The child who adopted me showed me her English book; tattered is an understatement. These kids in the third grade started studying English two months ago. Here she is:
Girls and boys share a classroom. Some kids wore “Red Pioneer” scarves around their necks that have nothing to do with the early days of the Party – now it denotes that they are good students. I noticed later that there were significantly more younger kids than older kids who wore the scarves: maybe the older ones start to goof off? No answer.
Before we were all called away, we left our presents on the teacher's desk and rushed out. She will be perplexed to find a picture book of San Miguel, Mexico, when she unwraps them.
Every Monday morning is the raising of the Chinese flag and singing the national anthem.

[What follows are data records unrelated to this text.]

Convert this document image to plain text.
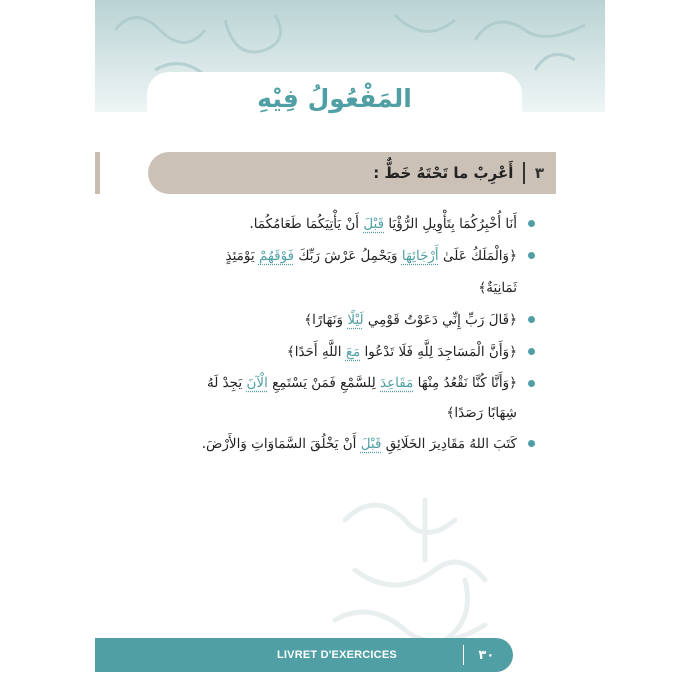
المَفْعُولُ فِيْهِ
٣
أَعْرِبْ ما تَحْتَهُ خَطٌّ :
أَنَا أُخْبِرُكُمَا بِتَأْوِيلِ الرُّؤْيَا قَبْلَ أَنْ يَأْتِيَكُمَا طَعَامُكُمَا.
﴿وَالْمَلَكُ عَلَىٰ أَرْجَائِهَا وَيَحْمِلُ عَرْشَ رَبِّكَ فَوْقَهُمْ يَوْمَئِذٍ ثَمَانِيَةٌ﴾
﴿قَالَ رَبِّ إِنِّي دَعَوْتُ قَوْمِي لَيْلًا وَنَهَارًا﴾
﴿وَأَنَّ الْمَسَاجِدَ لِلَّهِ فَلَا تَدْعُوا مَعَ اللَّهِ أَحَدًا﴾
﴿وَأَنَّا كُنَّا نَقْعُدُ مِنْهَا مَقَاعِدَ لِلسَّمْعِ فَمَنْ يَسْتَمِعِ الْآنَ يَجِدْ لَهُ شِهَابًا رَصَدًا﴾
كَتَبَ اللهُ مَقَادِيرَ الخَلَائِقِ قَبْلَ أَنْ يَخْلُقَ السَّمَاوَاتِ وَالأَرْضَ.
LIVRET D'EXERCICES	٣٠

Then there was an uplifting speech by a student – today's, I am told, was on the importance of keeping the school clean. And in fact the school and China in general are very clean. People pick up trash and many people are employed to sweep the sidewalks and streets with twig brooms. However, if it's so clean why do they need the reminder?
Next came the principal – male, of course, with only female teachers. I hate this. He gave a long speech which the kids seemed to ignore. I was told every Monday morning he reviews each class's achievements over the past week.
Next the group broke up into classes and the teacher did the same thing about the individual students in the class. As we left the school we passed many uplifting billboards meant to instill good morals in the children. This one was also in English.
Back in the village the local tour guide with great distress told us to hurry, hurry: the plane to Chengdu leaves an hour earlier than they thought. So we all rushed back to our houses, grabbed our things and rushed to the bus. This is the first logistical snafu I have observed so far on this entire trip: an impressive performance. We did make the plane but not by much. With such an early breakfast I was starving and was delighted to be served something hot on the plane labeled “Muslim” – a bread-type thing with obviously no pork, sort of a Chinese burger. Once in Chengdu (pronounced CHUNGdu, just as feng shui is pronounced FUNGshway) we went to a restaurant where I had good practice picking out the hot pepper bits with chopsticks: Chengdu is the capital of Sichuan Province, and they like their food spicy. Being big noses, however (the Chinese nickname for Caucasians – a Jewish couple at first took offense thinking it was an anti-Jewish slur), we got served dishes that were not or only a little spicy. By then it was late, nearly 4 PM, so I will skip dinner tonight. Enough food, delicious though it is.